The festival of Rosh Hashanah, or the Feast of Trumpets — the Hebrew name means “Head of the Year” — is observed for two days beginning on 1 Tishrei, the first day of the Jewish year. It is the anniversary of the creation of the world; the creation of Adam and Eve, the first man and woman; it is a celebration of their first actions toward the realization of mankind’s role in God’s world — as Kings and Priests in the Kingdom of God. This holiday is about the great ingathering as the people of God; it’s about a new beginning; it’s about repentance; it’s about giving blessing to others; it’s about God’s Kingship and His rule!

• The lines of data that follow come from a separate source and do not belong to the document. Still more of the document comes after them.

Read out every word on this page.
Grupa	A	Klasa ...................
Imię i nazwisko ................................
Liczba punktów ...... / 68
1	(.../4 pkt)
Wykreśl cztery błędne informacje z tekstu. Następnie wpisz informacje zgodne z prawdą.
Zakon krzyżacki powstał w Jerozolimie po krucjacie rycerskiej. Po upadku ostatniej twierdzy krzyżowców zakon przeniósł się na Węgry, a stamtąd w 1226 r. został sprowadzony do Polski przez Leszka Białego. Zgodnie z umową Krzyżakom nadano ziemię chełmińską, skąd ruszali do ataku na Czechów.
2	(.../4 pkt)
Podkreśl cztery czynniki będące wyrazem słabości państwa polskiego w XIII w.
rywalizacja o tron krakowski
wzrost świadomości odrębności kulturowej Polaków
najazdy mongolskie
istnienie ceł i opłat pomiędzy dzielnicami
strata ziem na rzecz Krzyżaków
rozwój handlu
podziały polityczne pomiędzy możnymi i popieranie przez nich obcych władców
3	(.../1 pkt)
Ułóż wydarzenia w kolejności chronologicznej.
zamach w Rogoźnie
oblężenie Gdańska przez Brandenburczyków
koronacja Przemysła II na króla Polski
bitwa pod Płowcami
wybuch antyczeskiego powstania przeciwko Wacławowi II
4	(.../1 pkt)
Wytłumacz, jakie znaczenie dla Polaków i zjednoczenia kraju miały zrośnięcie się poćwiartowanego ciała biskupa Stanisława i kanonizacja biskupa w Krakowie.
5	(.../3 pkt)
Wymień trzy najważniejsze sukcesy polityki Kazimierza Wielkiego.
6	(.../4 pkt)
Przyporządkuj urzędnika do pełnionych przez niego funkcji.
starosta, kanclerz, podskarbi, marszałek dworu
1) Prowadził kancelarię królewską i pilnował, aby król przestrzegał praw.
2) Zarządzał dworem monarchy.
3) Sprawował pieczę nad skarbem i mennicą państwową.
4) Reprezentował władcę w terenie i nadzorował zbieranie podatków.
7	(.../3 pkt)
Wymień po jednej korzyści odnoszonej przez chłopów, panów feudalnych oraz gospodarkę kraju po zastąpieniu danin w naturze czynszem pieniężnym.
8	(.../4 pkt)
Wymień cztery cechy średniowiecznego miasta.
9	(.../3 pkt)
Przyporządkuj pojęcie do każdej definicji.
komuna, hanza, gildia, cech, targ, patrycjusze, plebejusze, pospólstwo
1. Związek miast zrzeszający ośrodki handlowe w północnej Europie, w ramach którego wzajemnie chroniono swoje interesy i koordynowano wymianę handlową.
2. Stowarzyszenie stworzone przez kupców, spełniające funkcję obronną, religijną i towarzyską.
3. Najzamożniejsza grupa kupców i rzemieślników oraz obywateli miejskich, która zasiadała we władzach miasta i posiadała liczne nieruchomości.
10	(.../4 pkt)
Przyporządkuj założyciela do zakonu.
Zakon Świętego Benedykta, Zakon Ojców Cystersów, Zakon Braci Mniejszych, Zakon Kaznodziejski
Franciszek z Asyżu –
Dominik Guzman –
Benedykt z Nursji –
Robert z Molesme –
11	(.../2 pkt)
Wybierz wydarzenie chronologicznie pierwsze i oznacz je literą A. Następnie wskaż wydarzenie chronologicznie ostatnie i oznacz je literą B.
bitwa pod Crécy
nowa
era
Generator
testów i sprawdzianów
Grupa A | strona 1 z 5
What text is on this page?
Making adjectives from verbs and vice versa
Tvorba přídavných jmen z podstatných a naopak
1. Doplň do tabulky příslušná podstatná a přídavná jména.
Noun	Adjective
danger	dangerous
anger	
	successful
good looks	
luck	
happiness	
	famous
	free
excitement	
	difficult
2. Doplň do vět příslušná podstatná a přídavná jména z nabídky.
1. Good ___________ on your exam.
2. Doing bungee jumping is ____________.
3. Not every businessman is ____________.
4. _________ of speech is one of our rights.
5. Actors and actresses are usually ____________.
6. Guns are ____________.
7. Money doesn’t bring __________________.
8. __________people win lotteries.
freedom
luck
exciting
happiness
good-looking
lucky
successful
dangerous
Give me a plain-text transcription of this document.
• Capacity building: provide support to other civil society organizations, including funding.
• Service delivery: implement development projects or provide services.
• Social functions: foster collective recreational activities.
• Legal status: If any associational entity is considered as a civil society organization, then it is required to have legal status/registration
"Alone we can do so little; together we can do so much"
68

Rosh Hashanah thus emphasizes the special relationship between God and humanity: our dependence upon God as our creator and sustainer, and God’s giving us the role as the ones who make His presence known and felt in His world. Rosh Hashanah is the day in Jewish tradition that all of the subjects of God’s Kingdom are gathered together, as if for review; tradition holds that from this day decisions are made as to who will be used in future plans, who will rise and who will fall, who will be increased, and who will prosper in the coming season.
The central observance of Rosh Hashanah is the sounding of the shofar, the ram’s horn, which represents a call for the ingathering and the coming together of the people of God, but also represents the trumpet blast of a people’s coronation of their king. The cry of the shofar is a call to repentance — for Rosh Hashanah is the anniversary of man’s first sin and his repentance, and serves as the first of the “Ten Days of Repentance” which culminate in Yom Kippur, the Day of Atonement. Altogether, Jews listen to one hundred shofar blasts over the course of the Rosh Hashanah services.
Rosh Hashanah, the Feast of Trumpets, is the first of the Holidays on God’s calendar that Jesus has not yet personally fulfilled. But we as Christians can celebrate this holiday with joy and anticipation, as we wait for the day, “when the trump will sound” and Jesus will gather His people together to begin His rule and reign on Earth. It is a time on God’s calendar for ingathering; for repentance and return; it’s a time to take stock and pray for increase and favor on God’s plans and purposes in our lives; it’s a time to cry out to God that He will establish and prosper His Kingdom in the Earth, in and through us! Let’s all join God’s people around the world as we celebrate the blessings of God, ordained in the seven feasts of the Lord!
(Sorry that this post is a little late. Rosh Hashanah began the evening of September 28, and lasts until Saturday evening October 1.)